Pergerakan fluktuatif ini terjadi jelang pelantikan Kabinet Merah Putih yang diantisipasi pelaku pasar.
Ketidakpastian arah kebijakan baru membuat investor cenderung berhati-hati dalam menentukan langkah.
Kabinet Gemuk Prabowo Dikhawatirkan Picu Risiko Ekonomi, Analis Soroti Potensi Tumpang Tindih Regulasi
Kalangan analis pasar menyoroti besarnya kabinet pemerintahan Prabowo Subianto, yang terdiri dari sekitar 109 menteri, wakil menteri, dan pejabat setingkat menteri.
Kabinet yang “gemuk” ini dinilai dapat menimbulkan tantangan baru, terutama dalam kemampuan Prabowo mengelola dinamika politik.
Lionel Priyadi, Fixed Income dan Macro Strategist di Mega Capital Sekuritas, dilansir dari bloomberg technoz (21/10), menyatakan bahwa kemampuan Prabowo dalam mengatasi manuver politik di kabinet besar ini akan sangat menentukan.

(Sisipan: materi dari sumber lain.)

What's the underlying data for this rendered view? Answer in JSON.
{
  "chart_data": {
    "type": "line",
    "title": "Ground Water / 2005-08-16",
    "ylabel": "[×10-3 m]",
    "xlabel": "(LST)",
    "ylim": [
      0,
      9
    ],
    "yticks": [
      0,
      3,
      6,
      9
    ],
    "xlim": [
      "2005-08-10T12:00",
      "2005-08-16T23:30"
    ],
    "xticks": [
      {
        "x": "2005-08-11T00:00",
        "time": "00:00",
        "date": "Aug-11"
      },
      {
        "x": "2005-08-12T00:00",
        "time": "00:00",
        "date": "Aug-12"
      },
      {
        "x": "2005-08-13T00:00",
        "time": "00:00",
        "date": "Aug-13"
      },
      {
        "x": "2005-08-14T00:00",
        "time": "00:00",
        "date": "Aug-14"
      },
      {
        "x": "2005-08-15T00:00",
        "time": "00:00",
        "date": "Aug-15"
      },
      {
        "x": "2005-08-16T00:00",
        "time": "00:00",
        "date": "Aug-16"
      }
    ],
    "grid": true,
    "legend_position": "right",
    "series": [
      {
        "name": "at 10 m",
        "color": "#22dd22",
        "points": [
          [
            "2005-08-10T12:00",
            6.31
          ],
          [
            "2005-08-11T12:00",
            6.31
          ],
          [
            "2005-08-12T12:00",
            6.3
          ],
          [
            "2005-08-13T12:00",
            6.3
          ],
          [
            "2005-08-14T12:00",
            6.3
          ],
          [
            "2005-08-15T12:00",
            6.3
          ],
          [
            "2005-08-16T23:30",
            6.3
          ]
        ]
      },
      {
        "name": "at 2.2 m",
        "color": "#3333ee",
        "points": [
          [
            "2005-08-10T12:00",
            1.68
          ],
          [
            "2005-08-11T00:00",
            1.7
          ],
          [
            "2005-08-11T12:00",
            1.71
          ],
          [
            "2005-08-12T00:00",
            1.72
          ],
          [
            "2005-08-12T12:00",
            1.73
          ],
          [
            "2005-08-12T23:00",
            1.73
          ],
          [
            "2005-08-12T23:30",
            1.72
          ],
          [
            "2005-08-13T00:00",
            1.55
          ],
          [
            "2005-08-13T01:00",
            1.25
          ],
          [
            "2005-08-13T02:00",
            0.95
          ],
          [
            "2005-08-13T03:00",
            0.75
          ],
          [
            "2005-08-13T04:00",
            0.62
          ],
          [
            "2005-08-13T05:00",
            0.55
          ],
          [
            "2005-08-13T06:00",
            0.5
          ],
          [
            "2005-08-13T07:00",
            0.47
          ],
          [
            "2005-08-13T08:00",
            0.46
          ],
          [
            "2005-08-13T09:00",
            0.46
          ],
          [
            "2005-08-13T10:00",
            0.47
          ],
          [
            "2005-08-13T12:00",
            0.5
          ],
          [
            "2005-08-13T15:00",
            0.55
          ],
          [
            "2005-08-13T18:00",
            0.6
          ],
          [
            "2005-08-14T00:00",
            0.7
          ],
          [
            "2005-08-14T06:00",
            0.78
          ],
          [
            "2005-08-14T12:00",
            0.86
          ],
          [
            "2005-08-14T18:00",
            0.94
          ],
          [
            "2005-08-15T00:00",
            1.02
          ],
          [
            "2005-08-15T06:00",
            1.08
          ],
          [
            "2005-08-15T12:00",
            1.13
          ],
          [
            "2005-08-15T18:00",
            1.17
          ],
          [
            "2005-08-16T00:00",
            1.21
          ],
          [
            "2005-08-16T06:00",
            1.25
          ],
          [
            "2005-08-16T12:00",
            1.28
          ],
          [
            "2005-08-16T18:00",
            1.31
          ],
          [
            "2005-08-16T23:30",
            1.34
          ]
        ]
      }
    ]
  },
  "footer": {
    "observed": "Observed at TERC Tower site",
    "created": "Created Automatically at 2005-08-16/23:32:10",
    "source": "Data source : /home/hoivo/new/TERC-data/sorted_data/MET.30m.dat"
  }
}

Jika Prabowo gagal mengelola politik internal, pasar akan merespons negatif terhadap ketidakpastian politik dan kebijakan, ujarnya.
Selain itu, penambahan kursi menteri dinilai tidak hanya meningkatkan beban fiskal, tetapi juga memperbesar risiko tumpang tindih peraturan di masa mendatang, yang bisa menghalangi masuknya investor asing.
Kepala Riset Bahana Sekuritas, Satria Sambijantoro, menekankan bahwa kabinet yang terlalu besar bisa memperparah ego sektoral di antara pejabat tinggi.
Dengan ruang lingkup kerja yang lebih terbatas, masing-masing menteri mungkin akan fokus pada agendanya sendiri, berpotensi menciptakan kebijakan yang bertentangan, jelasnya.
Hal ini bertolak belakang dengan upaya deregulasi yang sebelumnya diupayakan oleh pemerintahan Jokowi untuk menyederhanakan birokrasi dan menarik investasi asing.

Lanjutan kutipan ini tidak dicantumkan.